Janet Bier, the Winnipeg Fire Paramedic Service's director of fire prevention, says business owners will be given several months' notice prior to an inspection, but the fire department will also act on tips from the public.

"Often we'll receive complaints from employees in these types of businesses if they feel that their safety is, you know, jeopardized by something going on in these buildings," Bier told CBC News on Monday.

In October 2012, the massive explosion at Speedway International, located in the city's St.Boniface area, sent a fireball high into the sky.

The blaze caused $15 million damage and once it had been extinguished, the site of the plant looked as if a bomb had exploded.
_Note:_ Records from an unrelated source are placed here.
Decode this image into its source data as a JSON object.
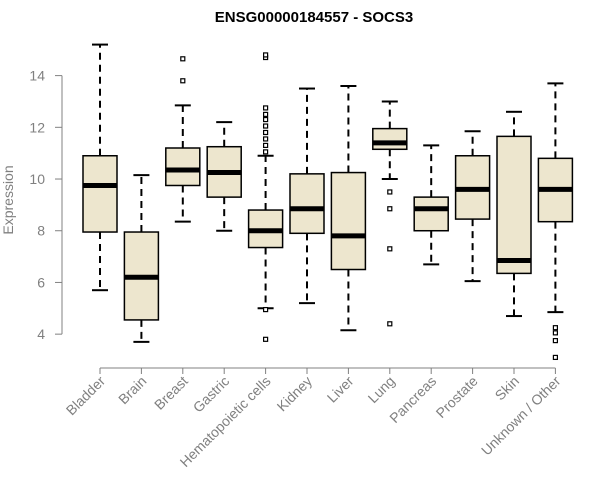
{
  "chart_data": {
    "type": "boxplot",
    "title": "ENSG00000184557 - SOCS3",
    "xlabel": "",
    "ylabel": "Expression",
    "ylim": [
      3.5,
      15.5
    ],
    "yticks": [
      4,
      6,
      8,
      10,
      12,
      14
    ],
    "box_fill": "#EDE6CE",
    "box_stroke": "#000000",
    "categories": [
      "Bladder",
      "Brain",
      "Breast",
      "Gastric",
      "Hematopoietic cells",
      "Kidney",
      "Liver",
      "Lung",
      "Pancreas",
      "Prostate",
      "Skin",
      "Unknown / Other"
    ],
    "boxes": [
      {
        "name": "Bladder",
        "whisker_low": 5.7,
        "q1": 7.95,
        "median": 9.75,
        "q3": 10.9,
        "whisker_high": 15.2,
        "outliers": []
      },
      {
        "name": "Brain",
        "whisker_low": 3.7,
        "q1": 4.55,
        "median": 6.2,
        "q3": 7.95,
        "whisker_high": 10.15,
        "outliers": []
      },
      {
        "name": "Breast",
        "whisker_low": 8.35,
        "q1": 9.75,
        "median": 10.35,
        "q3": 11.2,
        "whisker_high": 12.85,
        "outliers": [
          13.8,
          14.65
        ]
      },
      {
        "name": "Gastric",
        "whisker_low": 8.0,
        "q1": 9.3,
        "median": 10.25,
        "q3": 11.25,
        "whisker_high": 12.2,
        "outliers": []
      },
      {
        "name": "Hematopoietic cells",
        "whisker_low": 5.0,
        "q1": 7.35,
        "median": 8.0,
        "q3": 8.8,
        "whisker_high": 10.9,
        "outliers": [
          4.95,
          3.8,
          11.05,
          11.3,
          11.55,
          11.8,
          12.05,
          12.3,
          12.5,
          12.75,
          14.7,
          14.8
        ]
      },
      {
        "name": "Kidney",
        "whisker_low": 5.2,
        "q1": 7.9,
        "median": 8.85,
        "q3": 10.2,
        "whisker_high": 13.5,
        "outliers": []
      },
      {
        "name": "Liver",
        "whisker_low": 4.15,
        "q1": 6.5,
        "median": 7.8,
        "q3": 10.25,
        "whisker_high": 13.6,
        "outliers": []
      },
      {
        "name": "Lung",
        "whisker_low": 10.0,
        "q1": 11.15,
        "median": 11.4,
        "q3": 11.95,
        "whisker_high": 13.0,
        "outliers": [
          9.5,
          8.85,
          7.3,
          4.4
        ]
      },
      {
        "name": "Pancreas",
        "whisker_low": 6.7,
        "q1": 8.0,
        "median": 8.85,
        "q3": 9.3,
        "whisker_high": 11.3,
        "outliers": []
      },
      {
        "name": "Prostate",
        "whisker_low": 6.05,
        "q1": 8.45,
        "median": 9.6,
        "q3": 10.9,
        "whisker_high": 11.85,
        "outliers": []
      },
      {
        "name": "Skin",
        "whisker_low": 4.7,
        "q1": 6.35,
        "median": 6.85,
        "q3": 11.65,
        "whisker_high": 12.6,
        "outliers": []
      },
      {
        "name": "Unknown / Other",
        "whisker_low": 4.85,
        "q1": 8.35,
        "median": 9.6,
        "q3": 10.8,
        "whisker_high": 13.7,
        "outliers": [
          4.25,
          4.05,
          3.75,
          3.1
        ]
      }
    ]
  }
}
The intense heat had melted much of the structure.

Even though Speedway stored fuel, it had no permits and had not been inspected.

Another recommendation in Monday's report calls for an inspection fee of $150 per hour for high-hazard sites. 

It also recommends the Winnipeg Fire Paramedic Service and the city’s planning, property and development department better collaborate to identify hazardous sites using occupancy permits.

There are approximately 300 locations across Winnipeg that the fire service knows contain flammable or explosive material.

City council must yet consider and vote on the report and its recommendations.

The cause of the Speedway fire was found to be accidental.

The company faces numerous charges under City of Winnipeg bylaws related to the storage of flammable liquids and building occupancy infractions.

A provincial report on what happened in the Speedway fire is still being written.